Two months doesn't sound like a very long time, unless you're maybe missing a limb, living on the floor of a 10310-ft tent with 5 to 9 others like you, your house reduced to rubble and some unimaginable number of family and friends having been killed all in one day—the one day you somehow survived. On most days, I am an emergency department physician assistant at New York-Presbyterian Hospital/Weill Cornell Medical Center in New York City. Last March, for 10 days like the one described in this article, I was a medical volunteer at the Harvard Humanitarian Initiative Disaster Recovery Center at Love a Child Orphanage (HHI DRC-LAC) in Fond Parisien, Haiti, caring for some 38 pediatric patients. Today is my last day, and already I know my life will never quite be the same.
■ 6:00 AM
I emerge from my tent just before sunrise to a bruised sky and cross the dusty compound to the staff bathroom. Amidst a chorus of roosters echoing in the distance, I utter a sleepy "bonjour" to other staff already walking about. As I head to the morning staff meeting, I am thinking about "my kids," and I cannot imagine that I will be able to say a proper goodbye.
■ 7:15 AM
Coffee consumed and teams assigned, Keri and I head to our rows. Keri is a school nurse from rural Alabama and has been my partner for the last 7 days. I have my patient list and sundry medical equipment loaded into my camelback (along with 2 liters of treated water flavored with Gatorade), and Keri has her rolling suitcase of wound care supplies. We slather on sun block and head off to divide and conquer.

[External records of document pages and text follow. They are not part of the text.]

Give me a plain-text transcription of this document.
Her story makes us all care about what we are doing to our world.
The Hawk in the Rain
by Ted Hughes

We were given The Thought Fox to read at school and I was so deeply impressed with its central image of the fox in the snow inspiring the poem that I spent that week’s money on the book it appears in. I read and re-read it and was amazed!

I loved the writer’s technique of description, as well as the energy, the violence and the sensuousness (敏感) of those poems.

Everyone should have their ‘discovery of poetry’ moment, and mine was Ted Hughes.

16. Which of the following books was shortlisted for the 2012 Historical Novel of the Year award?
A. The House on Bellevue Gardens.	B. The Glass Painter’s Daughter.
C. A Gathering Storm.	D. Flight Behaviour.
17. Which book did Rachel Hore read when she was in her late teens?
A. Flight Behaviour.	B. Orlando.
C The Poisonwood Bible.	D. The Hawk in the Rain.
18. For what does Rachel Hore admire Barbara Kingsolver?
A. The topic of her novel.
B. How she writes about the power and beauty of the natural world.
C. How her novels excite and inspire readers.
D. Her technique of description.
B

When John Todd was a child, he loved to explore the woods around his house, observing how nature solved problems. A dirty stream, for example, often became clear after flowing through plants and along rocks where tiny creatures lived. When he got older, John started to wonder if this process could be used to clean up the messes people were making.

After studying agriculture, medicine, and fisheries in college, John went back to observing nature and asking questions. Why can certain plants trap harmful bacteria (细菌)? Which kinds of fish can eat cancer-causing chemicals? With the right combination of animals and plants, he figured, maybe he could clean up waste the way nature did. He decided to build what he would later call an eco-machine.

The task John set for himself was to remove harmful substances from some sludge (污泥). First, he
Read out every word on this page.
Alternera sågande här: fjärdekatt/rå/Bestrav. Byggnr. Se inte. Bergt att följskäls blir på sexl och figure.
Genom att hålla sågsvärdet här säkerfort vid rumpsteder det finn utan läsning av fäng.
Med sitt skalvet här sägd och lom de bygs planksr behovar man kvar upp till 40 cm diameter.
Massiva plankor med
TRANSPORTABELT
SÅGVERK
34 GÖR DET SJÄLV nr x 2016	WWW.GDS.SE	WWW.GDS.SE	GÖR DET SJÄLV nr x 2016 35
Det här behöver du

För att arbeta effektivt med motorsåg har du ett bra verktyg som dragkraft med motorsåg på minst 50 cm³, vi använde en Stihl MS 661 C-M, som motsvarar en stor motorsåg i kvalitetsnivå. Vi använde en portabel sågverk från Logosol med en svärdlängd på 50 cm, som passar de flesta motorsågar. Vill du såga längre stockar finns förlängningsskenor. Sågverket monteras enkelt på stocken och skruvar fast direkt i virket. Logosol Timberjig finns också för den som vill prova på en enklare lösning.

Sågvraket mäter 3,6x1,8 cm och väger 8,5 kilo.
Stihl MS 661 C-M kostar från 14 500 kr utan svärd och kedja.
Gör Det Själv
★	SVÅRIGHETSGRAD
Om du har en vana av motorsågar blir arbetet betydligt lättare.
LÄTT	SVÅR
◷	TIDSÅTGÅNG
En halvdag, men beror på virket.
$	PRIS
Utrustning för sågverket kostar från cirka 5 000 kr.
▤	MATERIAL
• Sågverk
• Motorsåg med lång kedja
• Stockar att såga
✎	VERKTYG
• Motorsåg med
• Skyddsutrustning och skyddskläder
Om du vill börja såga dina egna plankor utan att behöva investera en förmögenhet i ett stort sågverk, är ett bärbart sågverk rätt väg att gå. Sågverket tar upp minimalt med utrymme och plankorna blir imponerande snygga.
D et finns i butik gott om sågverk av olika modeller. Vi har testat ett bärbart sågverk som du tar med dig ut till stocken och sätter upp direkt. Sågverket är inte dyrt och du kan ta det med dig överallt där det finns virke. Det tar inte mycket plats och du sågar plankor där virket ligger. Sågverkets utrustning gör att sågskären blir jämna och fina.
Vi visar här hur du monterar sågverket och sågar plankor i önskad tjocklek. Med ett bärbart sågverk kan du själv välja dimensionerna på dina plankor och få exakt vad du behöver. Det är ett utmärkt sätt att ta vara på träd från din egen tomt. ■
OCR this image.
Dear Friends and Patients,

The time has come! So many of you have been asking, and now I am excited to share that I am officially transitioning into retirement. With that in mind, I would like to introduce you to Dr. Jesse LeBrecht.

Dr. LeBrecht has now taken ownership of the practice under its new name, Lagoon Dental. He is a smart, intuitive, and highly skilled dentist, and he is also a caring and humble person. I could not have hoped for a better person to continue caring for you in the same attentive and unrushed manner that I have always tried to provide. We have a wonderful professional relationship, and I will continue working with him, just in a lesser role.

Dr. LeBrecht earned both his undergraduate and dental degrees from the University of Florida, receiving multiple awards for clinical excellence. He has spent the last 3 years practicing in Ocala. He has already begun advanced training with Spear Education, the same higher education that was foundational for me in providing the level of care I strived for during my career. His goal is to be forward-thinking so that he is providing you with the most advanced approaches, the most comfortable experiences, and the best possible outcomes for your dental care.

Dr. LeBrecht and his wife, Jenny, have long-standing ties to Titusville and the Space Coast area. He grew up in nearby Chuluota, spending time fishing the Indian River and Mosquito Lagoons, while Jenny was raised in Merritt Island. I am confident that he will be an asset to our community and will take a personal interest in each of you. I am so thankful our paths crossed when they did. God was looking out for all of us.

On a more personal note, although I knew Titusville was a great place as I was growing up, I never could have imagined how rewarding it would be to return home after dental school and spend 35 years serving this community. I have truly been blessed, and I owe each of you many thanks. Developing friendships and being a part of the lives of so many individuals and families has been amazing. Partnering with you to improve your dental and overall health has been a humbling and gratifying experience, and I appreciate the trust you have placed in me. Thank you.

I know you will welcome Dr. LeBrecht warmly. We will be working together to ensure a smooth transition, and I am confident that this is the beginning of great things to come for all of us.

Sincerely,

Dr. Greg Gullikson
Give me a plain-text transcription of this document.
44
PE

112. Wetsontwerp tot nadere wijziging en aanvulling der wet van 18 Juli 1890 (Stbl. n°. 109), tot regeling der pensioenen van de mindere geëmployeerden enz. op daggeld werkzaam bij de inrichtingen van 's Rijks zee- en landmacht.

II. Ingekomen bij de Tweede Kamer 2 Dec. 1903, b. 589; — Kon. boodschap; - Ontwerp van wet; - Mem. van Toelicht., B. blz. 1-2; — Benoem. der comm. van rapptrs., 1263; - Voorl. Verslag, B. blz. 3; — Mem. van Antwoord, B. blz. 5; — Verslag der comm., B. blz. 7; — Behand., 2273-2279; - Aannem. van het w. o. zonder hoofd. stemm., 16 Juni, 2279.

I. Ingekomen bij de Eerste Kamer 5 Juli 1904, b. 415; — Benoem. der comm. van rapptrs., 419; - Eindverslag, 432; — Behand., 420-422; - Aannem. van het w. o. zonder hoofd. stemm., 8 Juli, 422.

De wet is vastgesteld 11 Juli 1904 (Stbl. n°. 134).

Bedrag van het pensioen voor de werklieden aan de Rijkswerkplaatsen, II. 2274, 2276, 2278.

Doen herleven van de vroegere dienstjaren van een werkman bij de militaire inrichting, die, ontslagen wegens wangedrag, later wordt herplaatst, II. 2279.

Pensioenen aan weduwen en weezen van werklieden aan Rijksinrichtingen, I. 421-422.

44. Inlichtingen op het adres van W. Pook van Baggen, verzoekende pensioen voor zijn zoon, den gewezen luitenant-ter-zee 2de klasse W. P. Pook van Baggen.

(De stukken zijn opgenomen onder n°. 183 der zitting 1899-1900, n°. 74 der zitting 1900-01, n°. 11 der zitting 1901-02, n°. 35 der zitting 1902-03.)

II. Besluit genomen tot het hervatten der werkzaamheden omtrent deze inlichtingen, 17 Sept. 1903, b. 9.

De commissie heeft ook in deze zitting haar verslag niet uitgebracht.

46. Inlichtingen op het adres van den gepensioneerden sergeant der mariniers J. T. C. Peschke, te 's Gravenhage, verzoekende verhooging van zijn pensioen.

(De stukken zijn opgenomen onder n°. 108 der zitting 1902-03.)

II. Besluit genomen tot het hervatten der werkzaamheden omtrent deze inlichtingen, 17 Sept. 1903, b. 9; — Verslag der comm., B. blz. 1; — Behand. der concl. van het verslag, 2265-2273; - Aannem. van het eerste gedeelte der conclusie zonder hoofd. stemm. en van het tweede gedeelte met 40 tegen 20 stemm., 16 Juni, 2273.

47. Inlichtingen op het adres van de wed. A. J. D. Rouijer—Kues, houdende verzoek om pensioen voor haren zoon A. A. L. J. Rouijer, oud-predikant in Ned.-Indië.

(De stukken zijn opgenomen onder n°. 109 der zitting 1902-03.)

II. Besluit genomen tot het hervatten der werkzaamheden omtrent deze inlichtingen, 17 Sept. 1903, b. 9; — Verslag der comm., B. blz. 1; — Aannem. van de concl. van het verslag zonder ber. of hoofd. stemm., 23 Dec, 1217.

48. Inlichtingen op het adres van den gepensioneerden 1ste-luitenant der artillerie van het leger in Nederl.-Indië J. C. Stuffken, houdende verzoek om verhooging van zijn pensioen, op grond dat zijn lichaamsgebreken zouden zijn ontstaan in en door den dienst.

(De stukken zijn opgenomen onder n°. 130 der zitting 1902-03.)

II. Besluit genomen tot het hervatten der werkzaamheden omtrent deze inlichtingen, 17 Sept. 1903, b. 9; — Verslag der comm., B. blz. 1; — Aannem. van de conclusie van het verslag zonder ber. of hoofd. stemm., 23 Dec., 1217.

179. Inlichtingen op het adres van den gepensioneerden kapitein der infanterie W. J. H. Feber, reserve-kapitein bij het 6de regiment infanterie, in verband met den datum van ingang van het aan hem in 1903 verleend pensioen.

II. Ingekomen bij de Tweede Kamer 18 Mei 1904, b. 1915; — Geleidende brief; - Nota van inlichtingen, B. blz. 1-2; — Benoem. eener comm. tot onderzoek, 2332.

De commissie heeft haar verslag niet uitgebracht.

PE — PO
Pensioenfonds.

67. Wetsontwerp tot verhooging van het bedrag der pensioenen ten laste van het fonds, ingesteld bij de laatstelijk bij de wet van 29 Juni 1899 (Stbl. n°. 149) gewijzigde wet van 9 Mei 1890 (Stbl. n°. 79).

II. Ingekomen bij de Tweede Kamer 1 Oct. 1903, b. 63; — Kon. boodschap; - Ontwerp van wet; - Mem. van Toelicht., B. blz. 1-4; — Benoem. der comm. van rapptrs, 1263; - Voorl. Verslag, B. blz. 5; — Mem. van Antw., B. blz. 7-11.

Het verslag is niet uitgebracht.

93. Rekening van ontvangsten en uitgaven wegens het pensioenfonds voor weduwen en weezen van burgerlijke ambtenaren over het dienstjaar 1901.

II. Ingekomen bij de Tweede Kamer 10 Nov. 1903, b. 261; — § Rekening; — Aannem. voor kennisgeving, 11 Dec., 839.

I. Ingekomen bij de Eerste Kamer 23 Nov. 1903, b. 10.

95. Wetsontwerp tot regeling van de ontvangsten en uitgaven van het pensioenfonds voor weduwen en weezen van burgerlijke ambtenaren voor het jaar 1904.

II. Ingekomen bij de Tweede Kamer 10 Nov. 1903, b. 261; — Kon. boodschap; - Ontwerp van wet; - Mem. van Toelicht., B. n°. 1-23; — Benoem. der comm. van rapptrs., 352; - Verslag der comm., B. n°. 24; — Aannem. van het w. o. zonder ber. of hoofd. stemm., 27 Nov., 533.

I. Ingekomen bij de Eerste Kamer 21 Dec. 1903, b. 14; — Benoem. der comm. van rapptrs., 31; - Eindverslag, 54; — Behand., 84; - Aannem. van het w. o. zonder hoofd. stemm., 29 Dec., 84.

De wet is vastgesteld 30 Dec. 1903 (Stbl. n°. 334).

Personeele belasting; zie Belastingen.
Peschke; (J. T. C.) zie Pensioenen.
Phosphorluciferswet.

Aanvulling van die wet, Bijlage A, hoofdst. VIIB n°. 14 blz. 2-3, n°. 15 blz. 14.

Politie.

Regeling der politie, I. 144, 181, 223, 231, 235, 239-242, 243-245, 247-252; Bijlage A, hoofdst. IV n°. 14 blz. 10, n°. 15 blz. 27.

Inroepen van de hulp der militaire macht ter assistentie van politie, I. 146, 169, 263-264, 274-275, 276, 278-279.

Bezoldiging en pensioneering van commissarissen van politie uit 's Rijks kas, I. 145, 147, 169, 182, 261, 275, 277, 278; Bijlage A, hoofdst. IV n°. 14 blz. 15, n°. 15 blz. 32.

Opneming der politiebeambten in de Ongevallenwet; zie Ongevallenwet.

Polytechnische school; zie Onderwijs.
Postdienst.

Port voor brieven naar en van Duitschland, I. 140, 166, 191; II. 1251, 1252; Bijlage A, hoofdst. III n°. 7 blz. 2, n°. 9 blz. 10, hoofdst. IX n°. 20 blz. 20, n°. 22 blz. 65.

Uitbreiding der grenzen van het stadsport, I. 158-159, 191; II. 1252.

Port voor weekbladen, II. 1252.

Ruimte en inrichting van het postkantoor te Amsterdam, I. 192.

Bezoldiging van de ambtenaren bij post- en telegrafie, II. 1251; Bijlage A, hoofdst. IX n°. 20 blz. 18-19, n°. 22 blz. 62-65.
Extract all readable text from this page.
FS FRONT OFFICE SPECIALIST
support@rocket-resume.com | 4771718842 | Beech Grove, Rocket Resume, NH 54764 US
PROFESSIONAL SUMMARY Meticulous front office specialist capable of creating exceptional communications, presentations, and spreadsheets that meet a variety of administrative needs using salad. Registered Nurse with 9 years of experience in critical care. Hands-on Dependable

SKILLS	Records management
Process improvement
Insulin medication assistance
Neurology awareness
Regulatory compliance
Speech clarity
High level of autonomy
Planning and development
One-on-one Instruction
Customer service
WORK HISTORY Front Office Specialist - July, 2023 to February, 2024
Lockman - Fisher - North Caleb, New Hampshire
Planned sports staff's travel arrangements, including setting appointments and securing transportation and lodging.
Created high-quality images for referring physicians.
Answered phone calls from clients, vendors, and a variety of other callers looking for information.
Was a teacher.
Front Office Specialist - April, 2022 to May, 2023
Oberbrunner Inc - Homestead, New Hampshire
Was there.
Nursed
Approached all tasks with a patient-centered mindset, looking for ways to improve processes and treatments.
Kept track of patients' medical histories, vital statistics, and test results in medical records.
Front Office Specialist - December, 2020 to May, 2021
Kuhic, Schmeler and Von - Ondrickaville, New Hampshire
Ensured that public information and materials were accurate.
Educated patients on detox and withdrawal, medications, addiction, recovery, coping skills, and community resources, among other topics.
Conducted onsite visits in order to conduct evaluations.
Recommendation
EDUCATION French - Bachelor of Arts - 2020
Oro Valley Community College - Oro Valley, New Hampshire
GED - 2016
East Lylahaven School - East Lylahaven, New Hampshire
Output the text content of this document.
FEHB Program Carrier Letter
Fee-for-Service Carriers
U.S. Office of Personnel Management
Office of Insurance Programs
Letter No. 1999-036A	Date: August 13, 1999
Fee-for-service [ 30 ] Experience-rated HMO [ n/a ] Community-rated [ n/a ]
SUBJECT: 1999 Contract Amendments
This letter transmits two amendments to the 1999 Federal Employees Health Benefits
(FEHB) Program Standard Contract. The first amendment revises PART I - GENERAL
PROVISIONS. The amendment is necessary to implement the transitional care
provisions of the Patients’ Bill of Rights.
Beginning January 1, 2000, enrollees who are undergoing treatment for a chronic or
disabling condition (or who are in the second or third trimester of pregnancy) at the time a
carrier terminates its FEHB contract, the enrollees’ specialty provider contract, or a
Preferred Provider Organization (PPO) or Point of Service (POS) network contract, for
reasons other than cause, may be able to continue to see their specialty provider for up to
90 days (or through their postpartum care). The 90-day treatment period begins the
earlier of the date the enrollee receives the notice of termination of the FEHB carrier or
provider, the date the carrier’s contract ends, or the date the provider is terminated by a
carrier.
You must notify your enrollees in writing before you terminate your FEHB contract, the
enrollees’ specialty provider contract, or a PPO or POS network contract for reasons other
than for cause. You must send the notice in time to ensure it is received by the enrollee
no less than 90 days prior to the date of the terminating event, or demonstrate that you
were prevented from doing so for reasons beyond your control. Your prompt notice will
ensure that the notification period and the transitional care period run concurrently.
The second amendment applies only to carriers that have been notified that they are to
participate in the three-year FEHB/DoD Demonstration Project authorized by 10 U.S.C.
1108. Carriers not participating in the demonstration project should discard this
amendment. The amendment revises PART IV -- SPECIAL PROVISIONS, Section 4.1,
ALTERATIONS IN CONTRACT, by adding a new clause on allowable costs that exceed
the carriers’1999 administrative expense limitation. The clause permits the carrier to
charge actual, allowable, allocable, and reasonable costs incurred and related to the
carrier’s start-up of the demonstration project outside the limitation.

She tells me she will come get me when she's done with the simple wound care so we can tackle our "sick" kids. I see my first patient sitting out in front of her tent, smiling as I approach.
"Kóman ou ye, J.M.?" (How are you, J.M.?), I say. A tiny 5-year-old voice replies, "Pa pou mal" (not bad). Noel, my interpreter for the day, joins me and we begin assessing the patients. While I have learned more Creole than the four or five phrases I came with, Noel and her interpreter colleagues are our voices and our good intentions made real.
■ 8:00 AM
The sun is searing my skin as I stand outside the last tent in this row checking my list. I am grateful there is a light breeze, though my clothes are already soaked in sweat. I have seen nearly half my patients when Keri comes to tell me that S.J. is ready for her dressing change. I am grateful for the reprieve, as I've just told another tent full of patients and family that today is my last day and, among hugs and high fives, composure is difficult.
We enter a tent full of giggling preteen girls, and for a moment I forget I'm in Haiti after the earthquake. S.J. smiles shyly as I enter and greet her, and I marvel at her. She is a 13-year-old girl with a poorly healing gluteal flap and femur ex-fix. For weeks she appeared completely apathetic, wet the bed, and refused to get up, her wounds often soaking in urine despite all prior attempts to help.
A few days ago, we surveyed all the children, classifying them into UN-speak: orphaned, separated, and unaccompanied—all degrees of heartbreaking, and often permanent, loss. Noel informed us that S.J. had been a domestic servant, or "restavek." She was given away at a young age to perform domestic work for and live with a family that, while fortunate to receive her services, had ignored her needs for love, nourishment, education, and play—an all too common story in Haiti. When I told her she would not go back to that family because there were programs to help kids like her, she said nothing. Yet later that same day, she was sitting outside her tent for the first time and smiled at me when I walked by. We finish her dressing change, and although she appears indifferent, I see her follow me to the door with her eyes and smile when I look back at her.